On the other hand, this breaks encapsulation and leaves developers no way to really guard against unauthorized access to private fields and methods.  An architecture principle I try to follow is 'Swim with the stream'.  That is, use products as they are intended to be used.  This hack definitely breaks this principle.  Should we really be able to do this?

There is no question that this is a dangerous tactic.  Private methods and fields are effectively unpublished from the perspective of the developers who wrote the code in question.  Those developers, can and should feel completely free to refactor (e.g. change or even remove) those private methods and fields with the understanding that they aren't directly affecting calling code.  These private fields/methods may disappear in future releases of the code being accessed this way or their intended use may be drastically changed.  My solution is fragile and will likely break with a future release of the JDK.

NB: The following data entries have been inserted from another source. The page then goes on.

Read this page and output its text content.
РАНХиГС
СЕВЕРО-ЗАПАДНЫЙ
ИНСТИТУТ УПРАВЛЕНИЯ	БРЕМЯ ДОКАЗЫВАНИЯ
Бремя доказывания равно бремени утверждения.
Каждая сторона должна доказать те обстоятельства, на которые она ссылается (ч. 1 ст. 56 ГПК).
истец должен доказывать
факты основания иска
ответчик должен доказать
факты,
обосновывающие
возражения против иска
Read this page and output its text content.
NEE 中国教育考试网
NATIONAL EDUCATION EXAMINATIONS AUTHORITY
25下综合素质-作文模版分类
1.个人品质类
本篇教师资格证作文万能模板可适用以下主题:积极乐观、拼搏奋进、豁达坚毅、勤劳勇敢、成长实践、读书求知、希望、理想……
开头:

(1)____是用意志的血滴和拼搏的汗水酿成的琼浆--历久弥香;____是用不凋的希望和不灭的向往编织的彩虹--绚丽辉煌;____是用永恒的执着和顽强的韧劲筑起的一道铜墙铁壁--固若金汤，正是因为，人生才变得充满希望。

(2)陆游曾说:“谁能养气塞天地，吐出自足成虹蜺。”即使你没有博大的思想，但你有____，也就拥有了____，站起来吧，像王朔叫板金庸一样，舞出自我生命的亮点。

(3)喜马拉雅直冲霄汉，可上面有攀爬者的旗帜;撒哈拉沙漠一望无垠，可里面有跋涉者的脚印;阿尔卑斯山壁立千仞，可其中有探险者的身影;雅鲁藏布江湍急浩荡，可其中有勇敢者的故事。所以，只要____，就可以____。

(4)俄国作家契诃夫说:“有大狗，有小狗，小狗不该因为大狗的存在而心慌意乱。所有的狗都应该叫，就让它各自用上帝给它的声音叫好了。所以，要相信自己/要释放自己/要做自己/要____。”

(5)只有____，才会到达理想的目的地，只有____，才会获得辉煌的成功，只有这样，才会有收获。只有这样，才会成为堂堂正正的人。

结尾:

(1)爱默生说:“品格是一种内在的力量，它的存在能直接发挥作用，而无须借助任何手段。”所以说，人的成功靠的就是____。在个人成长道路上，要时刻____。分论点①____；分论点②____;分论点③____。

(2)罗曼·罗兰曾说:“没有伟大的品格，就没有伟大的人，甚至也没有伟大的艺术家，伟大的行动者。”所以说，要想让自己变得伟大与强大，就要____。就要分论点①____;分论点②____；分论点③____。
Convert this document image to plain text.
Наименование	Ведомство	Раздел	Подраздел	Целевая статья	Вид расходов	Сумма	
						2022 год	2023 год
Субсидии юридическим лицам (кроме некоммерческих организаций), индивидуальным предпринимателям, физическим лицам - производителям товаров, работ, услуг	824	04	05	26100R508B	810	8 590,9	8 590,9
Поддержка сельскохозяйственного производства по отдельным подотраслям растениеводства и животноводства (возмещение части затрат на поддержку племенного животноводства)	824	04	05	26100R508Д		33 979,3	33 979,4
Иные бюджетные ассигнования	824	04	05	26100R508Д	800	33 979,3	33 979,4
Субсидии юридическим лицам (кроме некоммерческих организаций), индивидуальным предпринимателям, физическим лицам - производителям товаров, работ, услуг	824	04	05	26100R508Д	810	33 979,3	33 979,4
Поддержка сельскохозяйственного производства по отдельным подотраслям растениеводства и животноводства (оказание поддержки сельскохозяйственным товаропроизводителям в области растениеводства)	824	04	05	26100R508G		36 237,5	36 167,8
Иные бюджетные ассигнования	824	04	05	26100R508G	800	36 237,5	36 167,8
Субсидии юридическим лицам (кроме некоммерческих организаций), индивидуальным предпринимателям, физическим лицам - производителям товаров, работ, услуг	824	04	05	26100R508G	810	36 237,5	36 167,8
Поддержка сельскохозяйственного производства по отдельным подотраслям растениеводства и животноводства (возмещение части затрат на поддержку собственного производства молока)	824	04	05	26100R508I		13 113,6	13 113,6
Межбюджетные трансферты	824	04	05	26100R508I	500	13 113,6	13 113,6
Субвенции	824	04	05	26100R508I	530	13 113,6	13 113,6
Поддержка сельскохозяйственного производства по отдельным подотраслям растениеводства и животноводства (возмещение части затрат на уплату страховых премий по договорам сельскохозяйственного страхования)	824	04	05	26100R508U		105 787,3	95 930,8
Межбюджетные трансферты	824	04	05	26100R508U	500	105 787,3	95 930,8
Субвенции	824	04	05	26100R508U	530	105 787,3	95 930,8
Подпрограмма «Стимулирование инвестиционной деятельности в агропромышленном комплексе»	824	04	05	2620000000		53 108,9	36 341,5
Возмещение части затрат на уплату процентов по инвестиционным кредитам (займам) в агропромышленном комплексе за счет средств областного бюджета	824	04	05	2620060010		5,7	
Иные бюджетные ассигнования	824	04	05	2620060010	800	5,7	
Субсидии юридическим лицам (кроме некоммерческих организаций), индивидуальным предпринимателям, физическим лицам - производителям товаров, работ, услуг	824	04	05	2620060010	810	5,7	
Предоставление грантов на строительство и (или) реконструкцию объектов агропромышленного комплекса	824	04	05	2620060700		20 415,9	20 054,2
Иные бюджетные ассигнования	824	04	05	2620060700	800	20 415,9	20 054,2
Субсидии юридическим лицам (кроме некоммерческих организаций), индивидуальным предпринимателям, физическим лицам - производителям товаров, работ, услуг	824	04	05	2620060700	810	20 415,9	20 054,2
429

It's possible that developers using this tactic to break into sections of code they weren't given access to might not understand the full context of the fields and methods being used; there may be unintended runtime consequences to accessing and changing private data that hasn't been considered.  In my case, how can I really tell if a File listed in the shutdown hook isn't still being used?  I elected to address this issue by not deleting any file until an hour after last update or later, but this isn't fool-proof.  It's possible that by deleting these files early and removing the set entry, I've created a derivative bug somewhere that will likely be much harder now to find and fix.

On further consideration, the creators of the JDK were wise to allow this.  It gives us options when dealing with bugs like this.  If I've a developer on staff that routinely uses fragile solutions like this, I've got larger issues.  Changing the JDK to prevent this type of unauthorized access to private fields/methods won't save me from the other damage a developer like that can cause.